LitterGram developer in plea to Facebook supremo Zuckerberg over name row
A British app developer has issued a personal plea to Facebook founder Mark Zuckerberg after the social network's lawyers threatened legal action over his app's name: LitterGram.
Kent businessman Danny Lucas took to YouTube to share a video plea in which he asks Mr Zuckerberg not to force LitterGram to change its name, which Facebook argues is too similar to Instagram, the photo-sharing service owned by the site.
LitterGram is a free app that asks users to photograph, share and geo-tag litter they see on the streets in an effort to raise awareness and discourage litterers.
The app currently has a partnership in place with a local council which can locate and remove the litter, a scheme Mr Lucas hopes to extend.
Facebook argues that use of the word "gram" along with the photography and social aspects of the app are too similar to that of Instagram, which has more than 400 million users.
The social network has asked for a response by April 28, leading to the businessman issuing the online plea to reach a compromise.
"We never intended to get into a fight with a giant, we were just trying to come up with a way to make Britain tidier," Mr Lucas told the Press Association.
"We didn't think the word 'gram' was a problem. The app isn't about photos, it's about cleaning up litter, and I remember things like GorillaGram from when I was younger."
In a written response alongside the video, the app's creator said: "This is not a money-making exercise, the app is free to the public, and our portal is free to the councils. We have never set out to be Facebook or Instagram.
"Social media in today's world is a human right, and for that reason should not be exclusive to global giants like Facebook who for sure have deep pockets to engage the best available lawyers. But to attempt to stop a much needed problem solver like LitterGram I find an extremely hard pill to swallow, as it goes completely against what you are about."
He added that Facebook's active support of several charitable causes meant that he hoped an agreement could be reached.
"I wanted to get his (Zuckerberg's) attention because I've read in the last few months that he is a believer in good causes and that's what we're doing. I hope the appeal reaches them and has an effect on hearts and minds."
The businessman also said that while they would have no choice to change the name if legal action was pursued, the damage to the app's brand could slow its campaign significantly.

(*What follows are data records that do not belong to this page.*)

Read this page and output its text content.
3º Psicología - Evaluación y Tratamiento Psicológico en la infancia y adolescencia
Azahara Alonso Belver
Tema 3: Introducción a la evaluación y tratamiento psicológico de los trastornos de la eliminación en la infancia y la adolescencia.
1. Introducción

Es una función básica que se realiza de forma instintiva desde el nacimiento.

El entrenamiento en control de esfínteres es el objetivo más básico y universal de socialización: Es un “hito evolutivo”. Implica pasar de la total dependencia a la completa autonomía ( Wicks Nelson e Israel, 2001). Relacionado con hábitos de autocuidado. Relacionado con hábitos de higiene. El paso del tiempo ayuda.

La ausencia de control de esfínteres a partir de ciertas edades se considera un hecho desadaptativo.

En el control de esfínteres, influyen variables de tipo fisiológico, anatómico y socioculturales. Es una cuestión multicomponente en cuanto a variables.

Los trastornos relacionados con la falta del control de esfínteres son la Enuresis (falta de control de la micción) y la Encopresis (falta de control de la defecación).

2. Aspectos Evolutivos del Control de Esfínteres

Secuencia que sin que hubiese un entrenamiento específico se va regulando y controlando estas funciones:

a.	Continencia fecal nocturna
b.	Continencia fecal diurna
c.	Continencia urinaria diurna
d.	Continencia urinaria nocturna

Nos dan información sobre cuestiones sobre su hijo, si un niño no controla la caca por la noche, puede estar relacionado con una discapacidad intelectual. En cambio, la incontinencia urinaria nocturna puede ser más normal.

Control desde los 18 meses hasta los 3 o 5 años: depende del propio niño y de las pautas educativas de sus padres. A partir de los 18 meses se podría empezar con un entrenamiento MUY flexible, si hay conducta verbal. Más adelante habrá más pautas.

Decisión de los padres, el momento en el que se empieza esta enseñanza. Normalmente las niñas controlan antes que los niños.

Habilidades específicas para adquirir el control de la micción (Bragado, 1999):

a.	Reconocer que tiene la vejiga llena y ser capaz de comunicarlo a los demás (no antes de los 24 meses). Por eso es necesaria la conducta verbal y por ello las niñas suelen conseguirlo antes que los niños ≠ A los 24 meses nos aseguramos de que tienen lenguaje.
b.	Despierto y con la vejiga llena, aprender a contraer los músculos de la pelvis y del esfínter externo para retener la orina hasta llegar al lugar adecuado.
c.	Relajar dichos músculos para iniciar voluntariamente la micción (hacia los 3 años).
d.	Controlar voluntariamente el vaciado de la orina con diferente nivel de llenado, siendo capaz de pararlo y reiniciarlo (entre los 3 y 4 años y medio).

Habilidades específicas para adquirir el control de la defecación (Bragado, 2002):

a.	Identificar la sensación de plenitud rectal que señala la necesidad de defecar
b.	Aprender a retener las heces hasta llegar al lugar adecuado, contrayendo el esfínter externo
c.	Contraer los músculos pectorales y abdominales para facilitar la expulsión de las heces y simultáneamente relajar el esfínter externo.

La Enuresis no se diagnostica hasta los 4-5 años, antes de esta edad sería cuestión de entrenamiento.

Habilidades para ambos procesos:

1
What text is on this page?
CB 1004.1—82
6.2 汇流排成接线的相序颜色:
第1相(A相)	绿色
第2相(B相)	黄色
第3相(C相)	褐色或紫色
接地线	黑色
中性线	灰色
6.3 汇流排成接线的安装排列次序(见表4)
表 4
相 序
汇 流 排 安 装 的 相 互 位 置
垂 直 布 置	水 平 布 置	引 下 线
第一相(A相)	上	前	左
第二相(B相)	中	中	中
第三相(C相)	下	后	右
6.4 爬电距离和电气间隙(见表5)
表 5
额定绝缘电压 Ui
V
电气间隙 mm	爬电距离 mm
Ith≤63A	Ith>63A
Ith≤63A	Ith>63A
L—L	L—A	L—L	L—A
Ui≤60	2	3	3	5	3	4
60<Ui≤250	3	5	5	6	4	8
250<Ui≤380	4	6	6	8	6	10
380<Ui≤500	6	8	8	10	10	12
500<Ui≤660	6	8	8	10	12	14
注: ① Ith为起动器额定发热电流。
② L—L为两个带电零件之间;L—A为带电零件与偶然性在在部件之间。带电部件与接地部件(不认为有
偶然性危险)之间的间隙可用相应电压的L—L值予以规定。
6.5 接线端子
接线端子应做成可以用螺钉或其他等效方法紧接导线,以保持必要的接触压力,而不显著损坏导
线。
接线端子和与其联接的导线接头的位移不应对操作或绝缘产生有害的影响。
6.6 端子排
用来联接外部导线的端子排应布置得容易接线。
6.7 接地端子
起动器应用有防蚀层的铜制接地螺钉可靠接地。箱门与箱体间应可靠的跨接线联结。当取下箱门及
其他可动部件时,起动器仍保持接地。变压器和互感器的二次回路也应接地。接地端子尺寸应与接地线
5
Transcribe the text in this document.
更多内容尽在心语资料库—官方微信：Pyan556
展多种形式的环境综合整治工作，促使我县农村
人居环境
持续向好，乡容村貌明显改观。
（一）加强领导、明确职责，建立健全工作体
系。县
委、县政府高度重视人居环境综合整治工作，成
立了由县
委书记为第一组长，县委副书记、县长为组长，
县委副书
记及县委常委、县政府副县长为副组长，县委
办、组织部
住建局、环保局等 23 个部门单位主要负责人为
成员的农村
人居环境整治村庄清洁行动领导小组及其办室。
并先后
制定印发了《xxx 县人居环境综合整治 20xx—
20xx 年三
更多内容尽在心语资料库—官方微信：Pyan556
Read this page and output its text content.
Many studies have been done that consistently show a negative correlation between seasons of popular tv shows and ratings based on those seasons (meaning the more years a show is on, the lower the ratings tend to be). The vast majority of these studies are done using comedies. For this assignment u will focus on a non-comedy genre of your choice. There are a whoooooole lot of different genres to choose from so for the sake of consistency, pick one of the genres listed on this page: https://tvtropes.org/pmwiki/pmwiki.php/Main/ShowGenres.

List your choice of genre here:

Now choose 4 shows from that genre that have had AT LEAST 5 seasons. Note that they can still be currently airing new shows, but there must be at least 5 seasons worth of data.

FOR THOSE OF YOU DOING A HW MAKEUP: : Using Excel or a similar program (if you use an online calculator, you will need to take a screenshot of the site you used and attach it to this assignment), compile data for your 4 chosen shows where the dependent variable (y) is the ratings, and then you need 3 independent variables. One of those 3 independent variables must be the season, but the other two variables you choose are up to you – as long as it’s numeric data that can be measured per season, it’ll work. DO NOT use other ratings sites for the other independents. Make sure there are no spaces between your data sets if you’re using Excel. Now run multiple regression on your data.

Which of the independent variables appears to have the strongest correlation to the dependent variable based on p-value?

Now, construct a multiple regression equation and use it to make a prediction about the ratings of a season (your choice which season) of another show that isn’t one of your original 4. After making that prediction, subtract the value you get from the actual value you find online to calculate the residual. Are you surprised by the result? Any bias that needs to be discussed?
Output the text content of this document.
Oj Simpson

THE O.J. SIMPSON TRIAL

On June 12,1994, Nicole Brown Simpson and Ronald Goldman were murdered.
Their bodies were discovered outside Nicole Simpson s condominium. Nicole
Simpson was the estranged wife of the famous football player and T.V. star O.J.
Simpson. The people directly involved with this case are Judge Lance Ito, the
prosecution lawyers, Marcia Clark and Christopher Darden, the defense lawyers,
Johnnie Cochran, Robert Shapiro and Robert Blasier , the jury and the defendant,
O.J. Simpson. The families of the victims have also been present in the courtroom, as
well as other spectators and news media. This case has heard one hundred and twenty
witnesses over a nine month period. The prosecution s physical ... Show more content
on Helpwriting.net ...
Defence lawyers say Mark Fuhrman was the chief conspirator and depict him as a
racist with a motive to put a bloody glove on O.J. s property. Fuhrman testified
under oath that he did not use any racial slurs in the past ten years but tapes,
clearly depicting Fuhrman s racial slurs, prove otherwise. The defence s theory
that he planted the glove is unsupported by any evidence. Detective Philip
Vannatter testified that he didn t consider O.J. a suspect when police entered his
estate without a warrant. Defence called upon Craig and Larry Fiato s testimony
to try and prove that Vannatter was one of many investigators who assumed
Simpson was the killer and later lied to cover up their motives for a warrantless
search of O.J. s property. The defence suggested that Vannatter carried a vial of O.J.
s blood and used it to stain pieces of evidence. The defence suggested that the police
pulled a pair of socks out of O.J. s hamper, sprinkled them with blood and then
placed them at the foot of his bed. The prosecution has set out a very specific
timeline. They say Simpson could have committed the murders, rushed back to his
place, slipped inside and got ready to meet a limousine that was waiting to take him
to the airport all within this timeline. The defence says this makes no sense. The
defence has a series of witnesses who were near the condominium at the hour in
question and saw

"We don't want to lose the name and everything we've managed to achieve with it - the traction we've gained with local authorities and the trust we've built up," he said.
"Of course, compared to them we don't have the money to fight this, so we would have to change it, but we don't want to lose everything and have to start from scratch. We hope to carry on, but will have no choice to change if they force the law on us.
"There's a big risk we'll lose the trust that we've built up, but can only hope everyone understands."